La pieza que cerró el caso está en el archivo histórico de registros magnéticos del observatorio de Greenwich, en Londres, conservado por el BGS. El geofísico Ciarán Beggan explicó que esos documentos permitieron confirmar que el 18 de octubre de 1848 registró perturbaciones aurorales muy grandes. Su equipo insiste en una idea incómoda: conservar series largas de datos es lo que hace posible auditar el pasado y, de paso, medir las vulnerabilidades del presente.
Conviene imaginar la escala. Un tendido telegráfico de mediados del siglo XIX era, en la práctica, una antena de kilómetros de longitud: un conductor de cobre largo, aislado y suspendido sobre postes, extraordinariamente sensible a las corrientes que una tormenta geomagnética induce en la superficie del planeta. El Sol no rompía los cables. Los llenaba de electricidad.
Eso sí, el hallazgo también rebaja el mérito del caso de Exeter. El informe más antiguo que el equipo considera creíble es anterior: una interferencia en el telégrafo del Midland Railway en marzo de 1847. El incidente de Devon sigue siendo uno de los primeros episodios documentados, pero ya no es el primero.
Lo que 178 años de registros magnéticos enseñan hoy
El clima espacial suele presentarse como un desafío moderno, ligado a nuestra dependencia de los satélites, las comunicaciones y las redes eléctricas. Jim Wild, catedrático de física en Lancaster y autor principal del trabajo, plantea el marco opuesto: la sociedad lleva casi tanto tiempo sufriendo sus efectos sobre la tecnología como tiempo llevan existiendo esas tecnologías. Lo nuevo es la infraestructura, no el fenómeno.
Mi lectura del resultado es que la corrección de fecha es sólida y estándar: un documento que menciona una línea ferroviaria inexistente en 1841 deja de ser defendible en cuanto se consulta el registro magnético.
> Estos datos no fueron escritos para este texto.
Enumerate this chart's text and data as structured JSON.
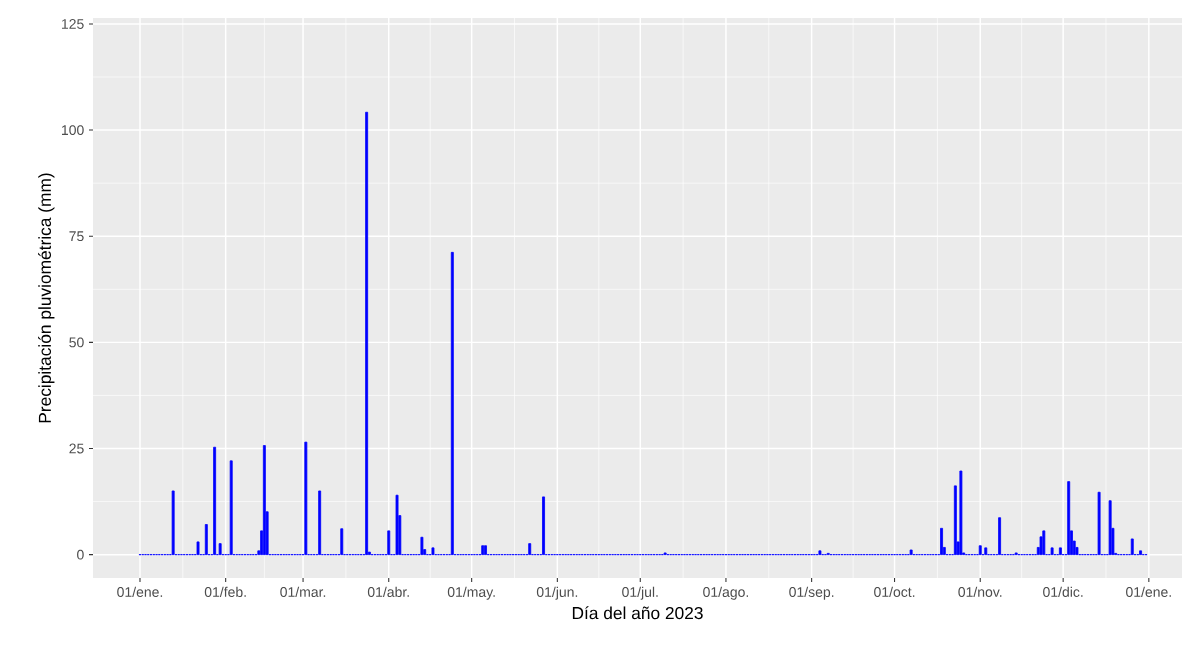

La parte más frágil es la cadena causal. No hay una medición directa del telégrafo de señalización de Exeter ni un parte de avería contemporáneo que describa el fallo, así que la conclusión se sostiene sobre una coincidencia documental muy fuerte más que sobre un instrumento que registrara el incidente. Es arqueología de datos, no una reproducción de laboratorio.
El trabajo aparece publicado en Space Weather, la revista de la Unión Geofísica Americana. Mientras tanto, la red que hizo posible el hallazgo sigue creciendo: en septiembre de 2025 el BGS anunció la primera cobertura nacional de su red de sensores del campo magnético en el Reino Unido. La próxima vez que una tormenta solar empuje la aguja de un magnetómetro en Escocia, alguien podrá compararla con la línea temblorosa de 1848.
🔬 Ficha del Descubrimiento
- Qué se ha descubierto: el retraso de 16 minutos de un tren en Exeter, atribuido durante décadas al 18 de octubre de 1841, ocurrió en realidad el 18 de octubre de 1848 por un error tipográfico en el registro original.
- Dónde: Exeter (Devon, Reino Unido), con datos del archivo magnético histórico del observatorio de Greenwich, en Londres.
- Institución responsable: equipo internacional liderado por la Universidad de Lancaster con el British Geological Survey; publicado en la revista Space Weather de la Unión Geofísica Americana.
- Cuándo: el incidente ferroviario el 18 de octubre de 1848; la resolución del enigma se publicó el 17 de septiembre de 2026.
- Impacto a futuro: confirma el valor de los archivos geofísicos históricos para calibrar cuánto puede dañar una tormenta solar a las redes eléctricas, los satélites y las comunicaciones actuales.